Your in-laws (or, at least your MIL) likely needs professional help, and not just in the way of professional cleaners. The lifestyle you describe is often a symptom of some mental issues that don’t just go away when there’s an incentive, like a grandbaby, to clean up for. And getting your in-laws that kind of help really isn’t your job. They have to WANT the help in the first place. They have to accept and admit there’s a problem and they can’t face it alone. They have to want to get better. If they aren’t sharing those kinds of revelations or having those kinds of discussions with you, there’s not much you can do at this point.
Obviously, you can’t bring your child into their home (and I’m surprised you would even want to go over yourself). Rather than issue an ultimatum, it would make more sense to just tell your in-laws that you don’t feel comfortable bringing a baby into a home where there are so many germs and, if they want to see her/him, they’ll have to come to your place or meet in a neutral space. And this will just have to be the way you conduct your relationship(s) with them from now on. If you frame it as “I’m not comfortable,” or “I’m worried about germs,” rather than “You’re so dirty” or “Your place is too filthy” or “You need to clean,” (i.e. use “I” statements that reflect your feelings, rather than making “you” statements that convey judgment or demand action) this will minimize your mother-in-law’s feelings of being attacked. That doesn’t mean she won’t be defensive and hurt — she probably will be — but you aren’t responsible for her reaction; you can only control your own behavior and words.

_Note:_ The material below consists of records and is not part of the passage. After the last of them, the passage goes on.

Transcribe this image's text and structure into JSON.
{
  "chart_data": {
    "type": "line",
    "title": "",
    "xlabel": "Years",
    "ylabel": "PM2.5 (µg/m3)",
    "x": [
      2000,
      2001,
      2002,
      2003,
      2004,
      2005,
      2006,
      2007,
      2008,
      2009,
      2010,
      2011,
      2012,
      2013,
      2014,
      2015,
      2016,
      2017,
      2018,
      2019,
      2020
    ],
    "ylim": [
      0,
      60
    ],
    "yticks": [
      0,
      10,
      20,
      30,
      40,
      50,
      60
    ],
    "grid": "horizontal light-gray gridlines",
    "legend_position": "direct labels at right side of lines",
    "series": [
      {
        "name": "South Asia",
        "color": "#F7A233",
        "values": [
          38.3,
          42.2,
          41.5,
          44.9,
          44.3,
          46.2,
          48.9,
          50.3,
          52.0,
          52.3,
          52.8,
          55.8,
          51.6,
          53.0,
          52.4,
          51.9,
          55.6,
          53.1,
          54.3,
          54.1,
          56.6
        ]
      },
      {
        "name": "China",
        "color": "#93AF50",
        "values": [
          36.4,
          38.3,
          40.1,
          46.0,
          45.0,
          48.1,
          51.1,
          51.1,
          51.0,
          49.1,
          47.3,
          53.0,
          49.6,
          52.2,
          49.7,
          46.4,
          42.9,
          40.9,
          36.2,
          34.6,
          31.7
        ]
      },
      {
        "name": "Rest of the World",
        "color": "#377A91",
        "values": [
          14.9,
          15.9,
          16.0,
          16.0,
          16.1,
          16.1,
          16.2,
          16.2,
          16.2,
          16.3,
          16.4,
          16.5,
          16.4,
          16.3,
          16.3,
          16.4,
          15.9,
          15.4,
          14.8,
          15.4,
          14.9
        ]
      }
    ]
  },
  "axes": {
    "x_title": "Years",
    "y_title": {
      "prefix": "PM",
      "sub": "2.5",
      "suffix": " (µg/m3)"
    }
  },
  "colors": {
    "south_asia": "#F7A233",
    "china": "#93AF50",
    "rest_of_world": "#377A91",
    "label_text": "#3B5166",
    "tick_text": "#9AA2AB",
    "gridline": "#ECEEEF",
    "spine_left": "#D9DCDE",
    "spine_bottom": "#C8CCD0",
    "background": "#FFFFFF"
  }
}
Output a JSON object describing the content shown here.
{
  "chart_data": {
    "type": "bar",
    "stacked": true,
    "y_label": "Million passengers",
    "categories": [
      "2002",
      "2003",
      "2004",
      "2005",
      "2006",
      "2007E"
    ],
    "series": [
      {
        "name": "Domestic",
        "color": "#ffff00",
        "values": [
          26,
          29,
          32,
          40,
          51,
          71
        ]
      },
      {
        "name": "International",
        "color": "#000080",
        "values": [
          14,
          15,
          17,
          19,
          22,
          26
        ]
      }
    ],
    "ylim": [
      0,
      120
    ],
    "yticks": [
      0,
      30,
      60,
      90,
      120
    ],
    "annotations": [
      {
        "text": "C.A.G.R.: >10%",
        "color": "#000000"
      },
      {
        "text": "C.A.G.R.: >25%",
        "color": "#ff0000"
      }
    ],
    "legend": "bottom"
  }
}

Finally, these are your husband’s parents, so whatever communication you have with them regarding their living environment and how it affects you and your family should be communicated by your husband (after you both agree what should be said and expressed). Let HIM be the one to navigate this relationship. That will also go a long way in minimizing your MIL’s feelings of being attacked and will help protect you from the more direct reaction from her, whatever that reaction might be.